Cemetery Church of All Saints • Czech Republic
Again, adventure beneath a church, this one is the Church of All Saints in the Czech Republic, to wander among the reamains of about 70,000 plague and Hussite War victims. These bones have been carefully dismembered, cleaned, and reassembled into amazing works of art like chandeliers, chalices, and family crests. Biblical beasts rise from the bleached bones, and a chill runs down visitors' spines.
Trunyan Cemetary • Indonesia
Not all cultures bury their dead, for example: the indigenous Bali Aga people throughout Bali and Insonesia. The Bali Aga of Trunyan Village leave their dead exposed to the elements to decompose, yet there is no smell of death. They leave their dead under a Taru Menyan tree, which is highly fragrant but the locals call it magic. Sailing out in the water, you can catch a strong whiff of the decaying bodies, but standing in the cemetery, the tree does seem to absorb it all. Caught bewteen a lake and a volcano with human remains serving as a prominant part of everyday life, the Trunyan village is a little morbid, a little magic, and absolutely amazing.
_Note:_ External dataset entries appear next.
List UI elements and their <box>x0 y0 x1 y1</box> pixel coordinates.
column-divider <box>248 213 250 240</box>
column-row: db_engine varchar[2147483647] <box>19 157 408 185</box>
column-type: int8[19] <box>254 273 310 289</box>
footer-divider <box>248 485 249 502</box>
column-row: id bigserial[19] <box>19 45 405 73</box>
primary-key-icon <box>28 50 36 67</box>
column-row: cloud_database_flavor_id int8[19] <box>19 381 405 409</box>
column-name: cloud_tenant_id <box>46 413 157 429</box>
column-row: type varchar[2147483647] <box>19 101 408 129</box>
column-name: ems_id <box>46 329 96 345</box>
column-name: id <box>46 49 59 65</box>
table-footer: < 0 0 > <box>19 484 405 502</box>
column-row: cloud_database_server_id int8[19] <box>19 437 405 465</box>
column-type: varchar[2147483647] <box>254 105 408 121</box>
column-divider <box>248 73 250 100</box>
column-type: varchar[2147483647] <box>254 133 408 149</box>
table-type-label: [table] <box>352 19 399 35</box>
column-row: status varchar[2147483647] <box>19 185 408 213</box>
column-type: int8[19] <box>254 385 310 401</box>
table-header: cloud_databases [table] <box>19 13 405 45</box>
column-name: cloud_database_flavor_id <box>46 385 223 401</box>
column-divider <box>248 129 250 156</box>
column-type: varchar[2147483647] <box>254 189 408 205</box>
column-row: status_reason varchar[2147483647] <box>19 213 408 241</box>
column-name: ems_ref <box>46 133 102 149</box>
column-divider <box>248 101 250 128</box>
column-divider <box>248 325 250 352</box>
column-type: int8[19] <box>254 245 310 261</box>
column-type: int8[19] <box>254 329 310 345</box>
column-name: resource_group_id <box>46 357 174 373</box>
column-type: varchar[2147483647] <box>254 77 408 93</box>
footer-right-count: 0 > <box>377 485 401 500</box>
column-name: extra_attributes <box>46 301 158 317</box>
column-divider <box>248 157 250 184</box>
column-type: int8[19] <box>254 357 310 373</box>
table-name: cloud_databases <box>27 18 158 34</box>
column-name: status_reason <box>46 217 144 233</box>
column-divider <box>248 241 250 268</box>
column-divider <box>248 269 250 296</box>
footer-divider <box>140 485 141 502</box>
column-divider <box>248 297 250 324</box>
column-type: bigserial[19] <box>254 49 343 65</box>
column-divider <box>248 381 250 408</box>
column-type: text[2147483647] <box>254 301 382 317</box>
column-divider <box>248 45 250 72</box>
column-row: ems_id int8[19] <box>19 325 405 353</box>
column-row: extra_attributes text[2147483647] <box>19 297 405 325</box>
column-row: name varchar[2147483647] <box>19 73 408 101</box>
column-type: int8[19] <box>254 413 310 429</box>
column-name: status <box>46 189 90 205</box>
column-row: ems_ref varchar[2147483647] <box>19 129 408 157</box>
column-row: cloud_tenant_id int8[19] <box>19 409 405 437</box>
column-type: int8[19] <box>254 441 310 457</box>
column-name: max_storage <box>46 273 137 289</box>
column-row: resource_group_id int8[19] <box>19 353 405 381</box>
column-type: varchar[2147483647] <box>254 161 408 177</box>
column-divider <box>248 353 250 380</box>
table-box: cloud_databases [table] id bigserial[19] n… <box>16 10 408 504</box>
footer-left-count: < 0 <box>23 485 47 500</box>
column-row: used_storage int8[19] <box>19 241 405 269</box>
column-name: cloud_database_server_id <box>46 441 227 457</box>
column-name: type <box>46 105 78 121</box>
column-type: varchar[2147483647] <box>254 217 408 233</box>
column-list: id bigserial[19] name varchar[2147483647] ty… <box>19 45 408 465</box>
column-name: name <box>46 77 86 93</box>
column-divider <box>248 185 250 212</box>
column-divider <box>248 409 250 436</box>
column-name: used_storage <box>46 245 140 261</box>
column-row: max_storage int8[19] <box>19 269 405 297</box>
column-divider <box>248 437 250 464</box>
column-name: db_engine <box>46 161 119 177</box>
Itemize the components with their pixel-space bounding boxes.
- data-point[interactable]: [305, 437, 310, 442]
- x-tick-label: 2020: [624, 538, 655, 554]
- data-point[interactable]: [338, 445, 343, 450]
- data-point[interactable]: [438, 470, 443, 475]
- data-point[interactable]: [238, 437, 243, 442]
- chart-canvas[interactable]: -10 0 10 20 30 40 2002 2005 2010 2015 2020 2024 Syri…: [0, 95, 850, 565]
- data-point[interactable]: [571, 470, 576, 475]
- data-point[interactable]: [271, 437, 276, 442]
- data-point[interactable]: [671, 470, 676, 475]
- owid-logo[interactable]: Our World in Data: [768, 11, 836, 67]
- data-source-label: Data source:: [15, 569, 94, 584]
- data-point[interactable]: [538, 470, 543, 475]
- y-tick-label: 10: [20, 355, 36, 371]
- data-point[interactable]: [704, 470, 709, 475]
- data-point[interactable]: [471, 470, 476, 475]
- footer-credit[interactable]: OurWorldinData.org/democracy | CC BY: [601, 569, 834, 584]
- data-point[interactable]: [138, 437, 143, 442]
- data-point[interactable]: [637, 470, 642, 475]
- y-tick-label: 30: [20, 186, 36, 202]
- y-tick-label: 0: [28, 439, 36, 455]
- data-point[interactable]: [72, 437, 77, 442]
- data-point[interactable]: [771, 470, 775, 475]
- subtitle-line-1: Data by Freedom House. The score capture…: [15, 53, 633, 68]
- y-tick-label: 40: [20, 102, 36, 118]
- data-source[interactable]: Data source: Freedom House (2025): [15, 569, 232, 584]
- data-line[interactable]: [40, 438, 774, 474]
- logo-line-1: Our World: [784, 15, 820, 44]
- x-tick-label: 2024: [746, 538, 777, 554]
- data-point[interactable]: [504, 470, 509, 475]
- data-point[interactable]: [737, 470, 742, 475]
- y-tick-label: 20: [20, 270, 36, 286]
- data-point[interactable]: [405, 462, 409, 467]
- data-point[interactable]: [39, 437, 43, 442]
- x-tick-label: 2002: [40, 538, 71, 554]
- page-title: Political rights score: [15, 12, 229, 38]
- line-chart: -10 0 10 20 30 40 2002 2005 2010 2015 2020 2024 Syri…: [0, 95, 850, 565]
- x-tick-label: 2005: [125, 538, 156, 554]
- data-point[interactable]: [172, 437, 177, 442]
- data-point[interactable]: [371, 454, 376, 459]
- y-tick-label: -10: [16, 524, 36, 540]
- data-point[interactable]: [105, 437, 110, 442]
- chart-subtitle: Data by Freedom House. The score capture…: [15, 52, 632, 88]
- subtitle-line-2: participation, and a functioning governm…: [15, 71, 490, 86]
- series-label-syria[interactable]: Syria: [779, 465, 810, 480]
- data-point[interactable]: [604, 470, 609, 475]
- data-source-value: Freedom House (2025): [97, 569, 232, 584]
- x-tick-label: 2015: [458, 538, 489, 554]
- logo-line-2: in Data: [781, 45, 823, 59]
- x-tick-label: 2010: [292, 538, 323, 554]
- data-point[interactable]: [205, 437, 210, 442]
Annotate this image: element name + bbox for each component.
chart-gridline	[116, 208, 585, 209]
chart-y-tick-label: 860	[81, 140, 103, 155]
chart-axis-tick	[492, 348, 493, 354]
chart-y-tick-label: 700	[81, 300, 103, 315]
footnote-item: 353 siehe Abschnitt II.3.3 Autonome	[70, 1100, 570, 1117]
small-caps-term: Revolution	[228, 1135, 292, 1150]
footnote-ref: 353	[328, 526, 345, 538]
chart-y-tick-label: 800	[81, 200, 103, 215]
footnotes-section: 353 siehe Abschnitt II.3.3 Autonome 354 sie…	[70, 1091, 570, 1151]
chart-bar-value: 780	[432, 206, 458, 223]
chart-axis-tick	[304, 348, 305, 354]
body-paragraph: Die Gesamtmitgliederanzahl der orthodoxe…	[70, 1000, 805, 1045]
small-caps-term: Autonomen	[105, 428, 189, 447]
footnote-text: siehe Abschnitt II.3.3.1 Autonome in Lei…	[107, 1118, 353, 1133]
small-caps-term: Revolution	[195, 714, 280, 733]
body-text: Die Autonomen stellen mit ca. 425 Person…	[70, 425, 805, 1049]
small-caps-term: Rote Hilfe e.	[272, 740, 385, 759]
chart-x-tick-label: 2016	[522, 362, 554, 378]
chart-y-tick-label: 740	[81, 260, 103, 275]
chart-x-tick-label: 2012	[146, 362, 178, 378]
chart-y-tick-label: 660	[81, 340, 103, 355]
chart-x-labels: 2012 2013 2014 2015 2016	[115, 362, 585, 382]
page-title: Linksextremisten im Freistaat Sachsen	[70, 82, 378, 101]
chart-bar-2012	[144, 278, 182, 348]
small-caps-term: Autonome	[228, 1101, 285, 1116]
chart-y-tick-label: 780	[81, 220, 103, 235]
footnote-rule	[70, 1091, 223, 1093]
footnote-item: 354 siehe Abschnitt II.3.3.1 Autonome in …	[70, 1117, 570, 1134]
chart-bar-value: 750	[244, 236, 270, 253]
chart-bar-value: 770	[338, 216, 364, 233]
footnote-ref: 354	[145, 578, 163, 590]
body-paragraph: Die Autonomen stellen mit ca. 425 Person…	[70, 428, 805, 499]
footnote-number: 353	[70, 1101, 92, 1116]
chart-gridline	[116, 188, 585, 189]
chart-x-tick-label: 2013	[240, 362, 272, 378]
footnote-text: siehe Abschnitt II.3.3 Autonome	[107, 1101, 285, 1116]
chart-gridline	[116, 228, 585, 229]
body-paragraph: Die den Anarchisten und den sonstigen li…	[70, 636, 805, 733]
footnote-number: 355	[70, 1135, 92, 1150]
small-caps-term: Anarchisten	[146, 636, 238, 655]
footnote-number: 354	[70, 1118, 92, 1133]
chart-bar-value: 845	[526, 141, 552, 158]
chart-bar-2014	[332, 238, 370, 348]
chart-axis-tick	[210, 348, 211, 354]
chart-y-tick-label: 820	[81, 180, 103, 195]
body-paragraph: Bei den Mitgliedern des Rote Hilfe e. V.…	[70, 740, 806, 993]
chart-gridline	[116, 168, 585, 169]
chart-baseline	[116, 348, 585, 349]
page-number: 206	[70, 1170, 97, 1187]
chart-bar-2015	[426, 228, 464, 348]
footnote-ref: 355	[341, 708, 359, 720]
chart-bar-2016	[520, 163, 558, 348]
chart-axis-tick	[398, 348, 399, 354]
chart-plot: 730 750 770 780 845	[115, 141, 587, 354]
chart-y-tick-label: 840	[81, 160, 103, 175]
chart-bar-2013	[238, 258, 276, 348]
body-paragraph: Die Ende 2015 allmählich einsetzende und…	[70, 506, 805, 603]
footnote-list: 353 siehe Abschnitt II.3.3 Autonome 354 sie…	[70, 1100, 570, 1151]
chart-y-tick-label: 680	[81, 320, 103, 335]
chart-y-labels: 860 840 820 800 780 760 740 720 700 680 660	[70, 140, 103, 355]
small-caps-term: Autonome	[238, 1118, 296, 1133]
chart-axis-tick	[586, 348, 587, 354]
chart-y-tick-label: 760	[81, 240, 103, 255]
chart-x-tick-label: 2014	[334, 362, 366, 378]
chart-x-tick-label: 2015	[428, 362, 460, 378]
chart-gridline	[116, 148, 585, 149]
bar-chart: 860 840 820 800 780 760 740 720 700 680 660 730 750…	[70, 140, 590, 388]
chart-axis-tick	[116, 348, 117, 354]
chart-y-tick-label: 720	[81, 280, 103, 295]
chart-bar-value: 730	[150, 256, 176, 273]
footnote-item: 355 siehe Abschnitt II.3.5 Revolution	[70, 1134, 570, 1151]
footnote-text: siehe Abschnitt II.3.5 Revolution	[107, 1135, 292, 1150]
The Basilica of St. Ursula • Germany
Search for the Golden Chamber in the Basilica of St. Ursula to find the remains of St. Ursula and (allegedly) 11,000 virgins. The legend goes that Urusula was a princess and wanted to travel, so she and her 11,000 virgin friends set sail and mistakenly landed in Rome, where they were captured and beheaded by Huns. While there was a mass grave site found, and these bones now reside in the Golden Chamber, its much more likely that the bones are from a mix of Romans and perhaps some of Ursula's band of virgins, however some of the skulls are clearly canine, but it does not detract from the beautiful patterns, gold and silver adornment, and bones arranged to spell out "Holy Ursula, Pray For Us."
Capela dos Ossos • Portugal
Pass beneath the sign declaring “We bones, are here, waiting for yours” to witness about 5,000 corpses set into the walls, all victims of war, plague, and overflowing cemeteries. Along with a small white coffin by the altar, which contains the bones of the three monks who founded the church, two corpses also hang from chains next to a cross, leading the way to the much more uplifting Latin phrases featured above the altar: “I die in the light” and “The day that I die is better than the day that I was born.”